Luisa R. Novelúa |
Una
bola de pelo gigante la arrolló por sorpresa, a traición, cuando en
su vida ya no quedaban páginas en blanco. Tras la correa que
arrastraba por el sendero tapizado de otoño, un hombre atildado la
miró desde su atalaya de presunción mientras intentaba retomar el
control de la perra, que se resistía como si huyese de un anuncio
publicitario para zambullirse en el mundo real.
La
samoyedo le demostró así amor a primera vista, como el que sintió
ella por Miki, la gata de pocas semanas que rescató de un
contenedor.

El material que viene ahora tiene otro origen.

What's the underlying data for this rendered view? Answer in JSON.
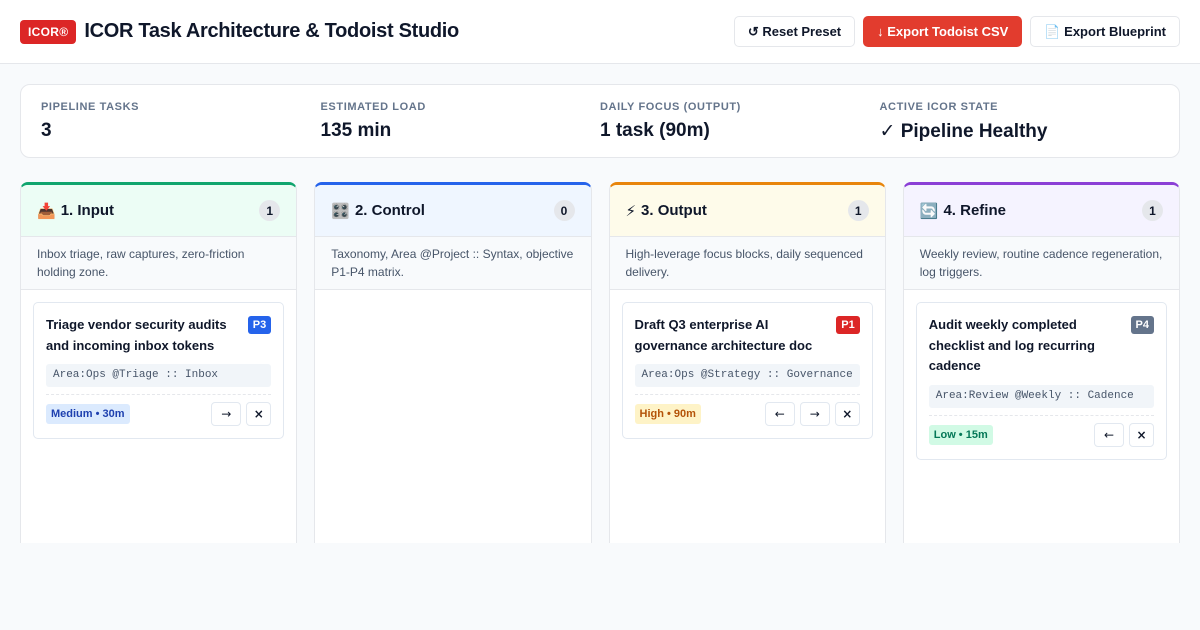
{
  "header": {
    "logo": "ICOR®",
    "title": "ICOR Task Architecture & Todoist Studio",
    "buttons": {
      "reset": "↺ Reset Preset",
      "export_csv": "↓ Export Todoist CSV",
      "export_blueprint": "📄 Export Blueprint"
    }
  },
  "stats": [
    {
      "label": "Pipeline Tasks",
      "value": "3"
    },
    {
      "label": "Estimated Load",
      "value": "135 min"
    },
    {
      "label": "Daily Focus (Output)",
      "value": "1 task (90m)"
    },
    {
      "label": "Active ICOR State",
      "value": "✓ Pipeline Healthy"
    }
  ],
  "columns": [
    {
      "icon": "📥",
      "title": "1. Input",
      "count": "1",
      "description": "Inbox triage, raw captures, zero-friction holding zone.",
      "cards": [
        {
          "title": "Triage vendor security audits and incoming inbox tokens",
          "priority": "P3",
          "syntax": "Area:Ops @Triage :: Inbox",
          "effort": "Medium • 30m",
          "move_right": "→",
          "remove": "×"
        }
      ]
    },
    {
      "icon": "🎛️",
      "title": "2. Control",
      "count": "0",
      "description": "Taxonomy, Area @Project :: Syntax, objective P1-P4 matrix.",
      "cards": []
    },
    {
      "icon": "⚡",
      "title": "3. Output",
      "count": "1",
      "description": "High-leverage focus blocks, daily sequenced delivery.",
      "cards": [
        {
          "title": "Draft Q3 enterprise AI governance architecture doc",
          "priority": "P1",
          "syntax": "Area:Ops @Strategy :: Governance",
          "effort": "High • 90m",
          "move_left": "←",
          "move_right": "→",
          "remove": "×"
        }
      ]
    },
    {
      "icon": "🔄",
      "title": "4. Refine",
      "count": "1",
      "description": "Weekly review, routine cadence regeneration, log triggers.",
      "cards": [
        {
          "title": "Audit weekly completed checklist and log recurring cadence",
          "priority": "P4",
          "syntax": "Area:Review @Weekly :: Cadence",
          "effort": "Low • 15m",
          "move_left": "←",
          "remove": "×"
        }
      ]
    }
  ]
}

Por eso no hicieron falta explicaciones. Ni en esa
ocasión, ni en las siguientes, cada vez más frecuentes a media que
sus esporádicos paseos por el parque se fueron adaptando a la rutina
canina.
Aún
no entendía por qué un domingo los invitó a subir al caos de su
casa, ni por qué dudó el día que él le propuso quedarse para
siempre. Quizá fue por la fragancia de mimosas que reptó hasta su
ventana para advertirle del peligro de las especies invasoras. Pero
Miki decidió por ella cuando se ovilló al calor de aquel gran
peluche blanco. A veces, para sobrevivir había que arriesgar.